How can you deter porcupines from eating siding? Is one material less attractive to them than another?—Mike D., Manitoulin Island, Ont.
We can tell you which siding material is most attractive to them: plywood. “Porcupines are herbivores,” says Franco Mariotti, a biologist who worked for 32 years at Science North in Sudbury, Ont. “As such, they constantly crave salt, which usually is in low doses in plants.” The resins used to hold plywood together contain a lot of salt, so “it’s an easy source of that valuable commodity for a porcupine,” he says. Porkies crave sodium so much that they’ll chew on almost anything salty, including sweat-soaked leather gloves and outhouse walls sprayed with urine. Hey, we get it (well, not the urine part): after a week of salad, we totally want to hit up a drive-thru.
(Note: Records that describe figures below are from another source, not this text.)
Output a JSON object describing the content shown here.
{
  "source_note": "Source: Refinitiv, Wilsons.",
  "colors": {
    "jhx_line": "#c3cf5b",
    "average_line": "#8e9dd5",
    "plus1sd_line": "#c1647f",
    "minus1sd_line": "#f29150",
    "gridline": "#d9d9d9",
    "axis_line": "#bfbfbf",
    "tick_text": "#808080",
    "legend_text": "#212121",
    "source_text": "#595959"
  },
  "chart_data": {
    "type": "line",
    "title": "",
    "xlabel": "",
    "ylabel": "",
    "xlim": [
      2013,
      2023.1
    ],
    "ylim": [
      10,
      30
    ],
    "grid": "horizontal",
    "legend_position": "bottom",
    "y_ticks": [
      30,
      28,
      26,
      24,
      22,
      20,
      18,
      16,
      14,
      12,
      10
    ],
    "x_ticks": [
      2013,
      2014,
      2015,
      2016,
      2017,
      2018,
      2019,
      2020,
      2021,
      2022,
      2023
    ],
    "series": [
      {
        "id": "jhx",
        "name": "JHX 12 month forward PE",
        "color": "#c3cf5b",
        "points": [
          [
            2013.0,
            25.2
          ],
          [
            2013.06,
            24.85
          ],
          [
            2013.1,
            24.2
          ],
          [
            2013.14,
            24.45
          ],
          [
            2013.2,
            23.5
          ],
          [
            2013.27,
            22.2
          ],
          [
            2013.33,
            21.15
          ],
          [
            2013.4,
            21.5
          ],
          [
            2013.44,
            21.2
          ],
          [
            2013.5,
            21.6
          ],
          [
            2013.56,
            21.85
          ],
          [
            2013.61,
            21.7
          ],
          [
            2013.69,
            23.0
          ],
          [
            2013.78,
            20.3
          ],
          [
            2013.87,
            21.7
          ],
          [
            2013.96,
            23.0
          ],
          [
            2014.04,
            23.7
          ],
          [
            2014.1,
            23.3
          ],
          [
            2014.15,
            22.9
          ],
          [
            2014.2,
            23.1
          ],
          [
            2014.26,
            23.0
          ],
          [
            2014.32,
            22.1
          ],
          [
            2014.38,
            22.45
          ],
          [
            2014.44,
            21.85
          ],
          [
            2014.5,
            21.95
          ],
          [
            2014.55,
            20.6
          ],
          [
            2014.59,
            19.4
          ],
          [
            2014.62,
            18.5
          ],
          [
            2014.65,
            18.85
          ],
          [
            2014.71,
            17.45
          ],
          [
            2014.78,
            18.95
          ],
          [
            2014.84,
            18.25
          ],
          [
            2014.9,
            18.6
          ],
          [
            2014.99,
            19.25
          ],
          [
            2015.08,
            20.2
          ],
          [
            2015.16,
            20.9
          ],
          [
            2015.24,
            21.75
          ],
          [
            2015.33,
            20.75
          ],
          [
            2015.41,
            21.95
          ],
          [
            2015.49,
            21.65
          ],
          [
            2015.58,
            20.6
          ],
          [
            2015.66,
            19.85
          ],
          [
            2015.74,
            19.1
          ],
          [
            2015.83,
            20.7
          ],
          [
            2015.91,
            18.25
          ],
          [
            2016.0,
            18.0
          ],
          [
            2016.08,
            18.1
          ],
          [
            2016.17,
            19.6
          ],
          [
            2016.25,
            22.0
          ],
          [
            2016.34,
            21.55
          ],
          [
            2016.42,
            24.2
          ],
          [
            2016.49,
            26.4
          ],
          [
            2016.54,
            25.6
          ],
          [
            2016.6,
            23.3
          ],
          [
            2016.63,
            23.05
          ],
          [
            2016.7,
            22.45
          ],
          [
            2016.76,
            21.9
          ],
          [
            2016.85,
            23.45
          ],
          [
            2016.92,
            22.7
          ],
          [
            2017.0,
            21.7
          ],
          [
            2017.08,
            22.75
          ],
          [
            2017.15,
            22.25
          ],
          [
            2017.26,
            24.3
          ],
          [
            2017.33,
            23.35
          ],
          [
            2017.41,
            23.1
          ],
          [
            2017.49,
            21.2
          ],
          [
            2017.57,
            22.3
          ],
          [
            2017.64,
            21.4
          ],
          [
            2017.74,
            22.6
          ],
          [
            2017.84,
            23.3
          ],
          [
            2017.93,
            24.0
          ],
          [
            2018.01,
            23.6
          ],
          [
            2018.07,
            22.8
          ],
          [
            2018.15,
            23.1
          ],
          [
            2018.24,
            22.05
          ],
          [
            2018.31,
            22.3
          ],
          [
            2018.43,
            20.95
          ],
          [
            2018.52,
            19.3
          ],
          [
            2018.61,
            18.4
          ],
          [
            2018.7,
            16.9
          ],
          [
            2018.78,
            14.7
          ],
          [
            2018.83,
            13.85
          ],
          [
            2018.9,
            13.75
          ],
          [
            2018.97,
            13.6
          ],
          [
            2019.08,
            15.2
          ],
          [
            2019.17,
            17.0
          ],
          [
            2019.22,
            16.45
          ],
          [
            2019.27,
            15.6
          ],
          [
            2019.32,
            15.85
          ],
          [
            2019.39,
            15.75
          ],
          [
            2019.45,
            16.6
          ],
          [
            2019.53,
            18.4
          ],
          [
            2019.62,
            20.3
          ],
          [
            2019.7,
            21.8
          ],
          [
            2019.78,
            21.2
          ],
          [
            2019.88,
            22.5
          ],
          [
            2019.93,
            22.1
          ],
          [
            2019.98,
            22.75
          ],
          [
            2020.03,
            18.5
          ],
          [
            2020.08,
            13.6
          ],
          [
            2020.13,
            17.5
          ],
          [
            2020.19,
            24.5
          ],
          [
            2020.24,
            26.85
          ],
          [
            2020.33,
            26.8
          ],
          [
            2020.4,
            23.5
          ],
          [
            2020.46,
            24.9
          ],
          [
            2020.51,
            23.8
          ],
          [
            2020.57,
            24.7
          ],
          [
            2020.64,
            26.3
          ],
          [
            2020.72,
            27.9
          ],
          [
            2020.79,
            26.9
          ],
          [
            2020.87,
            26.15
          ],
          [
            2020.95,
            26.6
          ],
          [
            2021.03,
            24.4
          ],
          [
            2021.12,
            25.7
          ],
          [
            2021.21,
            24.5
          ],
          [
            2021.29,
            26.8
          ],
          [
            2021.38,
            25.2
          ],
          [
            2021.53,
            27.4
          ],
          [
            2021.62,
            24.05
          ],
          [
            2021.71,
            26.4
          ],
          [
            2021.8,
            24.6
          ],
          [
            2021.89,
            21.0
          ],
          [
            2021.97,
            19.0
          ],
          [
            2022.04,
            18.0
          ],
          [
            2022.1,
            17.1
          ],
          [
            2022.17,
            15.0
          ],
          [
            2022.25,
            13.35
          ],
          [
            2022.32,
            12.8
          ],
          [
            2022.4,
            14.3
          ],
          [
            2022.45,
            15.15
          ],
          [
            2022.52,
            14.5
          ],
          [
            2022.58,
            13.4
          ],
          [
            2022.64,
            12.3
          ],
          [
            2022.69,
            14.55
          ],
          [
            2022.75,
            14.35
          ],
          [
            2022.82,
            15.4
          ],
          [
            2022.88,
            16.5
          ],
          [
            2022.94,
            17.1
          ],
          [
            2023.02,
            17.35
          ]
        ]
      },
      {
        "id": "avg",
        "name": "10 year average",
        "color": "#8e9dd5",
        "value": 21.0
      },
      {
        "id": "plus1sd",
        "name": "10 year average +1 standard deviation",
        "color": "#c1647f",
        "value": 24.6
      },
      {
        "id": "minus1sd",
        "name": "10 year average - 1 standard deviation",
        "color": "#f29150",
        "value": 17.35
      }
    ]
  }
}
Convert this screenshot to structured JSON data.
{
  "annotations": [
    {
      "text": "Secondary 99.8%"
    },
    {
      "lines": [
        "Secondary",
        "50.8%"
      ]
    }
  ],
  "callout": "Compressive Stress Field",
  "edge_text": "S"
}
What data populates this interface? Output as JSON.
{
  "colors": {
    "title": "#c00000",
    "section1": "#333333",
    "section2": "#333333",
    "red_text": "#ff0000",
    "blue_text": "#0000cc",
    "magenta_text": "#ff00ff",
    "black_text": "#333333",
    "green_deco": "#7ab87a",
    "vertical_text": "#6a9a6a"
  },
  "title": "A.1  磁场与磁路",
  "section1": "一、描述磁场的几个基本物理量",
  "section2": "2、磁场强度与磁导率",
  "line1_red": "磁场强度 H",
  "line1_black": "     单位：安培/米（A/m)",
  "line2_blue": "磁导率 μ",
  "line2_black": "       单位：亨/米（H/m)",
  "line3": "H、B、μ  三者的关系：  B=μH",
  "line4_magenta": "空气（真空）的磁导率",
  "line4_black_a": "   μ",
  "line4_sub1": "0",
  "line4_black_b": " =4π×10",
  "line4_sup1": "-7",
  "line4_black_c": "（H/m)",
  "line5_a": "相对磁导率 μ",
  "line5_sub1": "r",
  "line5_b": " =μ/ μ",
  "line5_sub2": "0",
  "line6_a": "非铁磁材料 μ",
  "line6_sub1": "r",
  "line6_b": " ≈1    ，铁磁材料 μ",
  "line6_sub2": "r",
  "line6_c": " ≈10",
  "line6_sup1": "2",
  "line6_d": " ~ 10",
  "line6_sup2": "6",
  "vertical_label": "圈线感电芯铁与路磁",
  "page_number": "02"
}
Wild Profile: Meet the porcupine
Assuming your siding is wood, Mike Tilley, the owner of Tilley’s Applewood Home Renovations in Guelph, Ont., suggests covering the lower portion of it with something that’s less chewable: metal. “I’d go at least three feet up,” he says. Of course, slapping new siding over the existing material could look pretty rough. If aesthetics are important to you, remove a portion of the old siding and replace it with several feet of new. By matching colour and texture, “you can blend in the new product,” says Tilley.
Another option is to deny the porcupine’s access to the siding, by covering the wood with heavy-duty wire such as hardware cloth. (Don’t bother with chicken wire, says Mariotti; he suspects the porcupines could chew in between the holes.) This simple fix might be enough to stop the porcupine from chowing down.
Hey, at least you don’t have porcupines denning below your place. “I’ve dealt with porcupines numerous times,” says Gary Ure of Second Nature Wildlife Management in Gananoque, Ont. “Last week, I had to pull a dead one out from underneath a cottage. Maggots were falling from it.”
Ugh, so gross. But somehow we’re still craving french fries.